Wattpad Original
Ada 3 bab gratis lagi

-9- Lion and Cheetah

26.2K 2.9K 75
                                    

Setelah berita itu berlalu, Meta menghitungi hari demi hari yang terlewat dengan was-was. Ia baru bisa bernapas lega ketika sudah lebih dari tiga hari telah berhasil ia lalui dengan sehat dan selamat hingga saat ini hari ketujuh.

Namun, ketenangan itu hanya bisa bertahan di Imagen Studio sampai terdengarnya suara dering ponselnya pada detik ini. Telepon dari nomor asing, batin Meta. Dalam hati, ia berdoa bahwa kali ini si penelepon adalah tukang tipu yang akan bilang padanya 'kakak Anda sedang ada di kantor polisi karena terjerat kasus narkoba, tapi katanya dia difitnah'. Ia pikir, hal itu tentu akan jauh lebih mudah.

Entah kenapa firasatnya tidak enak ketika mengangkat telepon itu, Tapi kemudian ia menggeleng. Tidak, ini pasti hanya perasaan khawatir yang muncul dari hasil energi negatif yang mengelilinginya akhir-akhir ini. Apalagi berita tentang Evelyn juga sudah mulai surut.

Ketika mendengar suara 'halo' yang dikeluarkan oleh seseorang di balik sambungan teleponnya, Meta rasanya sudah mau berhenti bernapas.
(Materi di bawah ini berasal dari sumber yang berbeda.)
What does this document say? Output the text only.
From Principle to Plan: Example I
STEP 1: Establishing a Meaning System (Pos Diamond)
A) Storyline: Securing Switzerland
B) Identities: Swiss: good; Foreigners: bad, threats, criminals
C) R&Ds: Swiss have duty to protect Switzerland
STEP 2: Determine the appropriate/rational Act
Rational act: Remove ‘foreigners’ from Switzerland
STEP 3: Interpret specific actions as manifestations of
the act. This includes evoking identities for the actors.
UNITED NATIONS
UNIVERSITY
Sungguh, ia menyesal telah mengangkat panggilan telepon ini.

"Apa benar ini Meta dari Imagen studio?" suara yang Meta tahu adalah suara si cleaning service gadungan.

Meta mengangguk, tapi ia kemudian tersadar bahwa Rafka tidak bisa melihatnya. Tolol. "Iya."

"Fotografer Cosmolite Indonesia?" tanya Rafka lagi, memastikan.

"Iya," jawab Meta sedikit jengkel. Ia yakin Rafka sedang tersenyum karena ia mendengar pria itu mendengus.

"Gue Rafka, semoga elo masih inget."

Jujur saja, Meta ingin pura-pura lupa kejadian kemarin, juga siapa Rafka. Ya ampun, bahkan ia juga ingin lupa siapa dirinya. "Gue tahu."

"Wow. Gue pikir lo udah lupa," ujar Rafka dengan suara mengejek. Meta memutar matanya kesal, sengaja tidak menjawab. "Ada masalah penting yang harus gue bicarain. Bisa kita ketemu?"

Seketika Meta menaikkan alisnya, waspada. Ini dia yang ia khawatirkan sejak kemarin, ternyata hari ini benar-benar tiba. Meta berani bersumpah kalau ia benar-benar tidak menyukai posisinya saat ini.

"Masalah apa?"

"Lo akan tahu nanti waktu kita ketemu."

"Gue nggak akan dateng kalo gue nggak tahu masalahnya apa dan seberapa penting masalah itu buat gue."

"Oh, tentu penting."

Meta sengaja diam untuk membuat Rafka tahu kalau dia sedang menunggu jawabannya.

"Gue mau minta pertanggungjawaban elo atas masalah ini," lanjut Rafka dengan suara yang tak lagi mengejek setengah bercanda seperti tadi.

"Lah ngapain gue harus bertanggung jawab kalo gue nggak punya salah apa-apa ke elo," balas Meta tak kalah ketus. Ia hampir mendengar Rafka menggeram. "Gue udah ngelakuin apa yang bisa gue lakuin. Nggak meng-expose muka elo, di majalah juga nggak tercantum satu pun nama lo."

"Dengan nyuruh gue untuk gantiin model itu aja udah sebuah kesalahan. Lo maksa gue untuk melakukan sesuatu yang bukan jobdesk gue."

"Oh, gue baru tahu kalo salah satu 'jobdesk' owner itu ngebersihin kaca," jawab Meta sarkas. Ia bisa mendengar Rafka mengumpat walaupun lirih dan tertahan.

"Itu bukan urusan lo," geram Rafka. Entah bagaimana caranya sedetik kemudian Rafka menstabilkan emosinya. "Kalo elo nggak mau, ya tinggal pilih aja sih. Lo mau nyelesaiin ini semua baik-baik atau mau ngabisin duit dengan ngebawa masalah ini ke pengadilan." Ia memberi jeda sedikit. Namun, karena Meta sepertinya tidak bereaksi, ia melanjutkan, "Pikirin aja baik-baik. Gue tunggu besok di restoran Hotel Pramoedya. Jam 8 malam."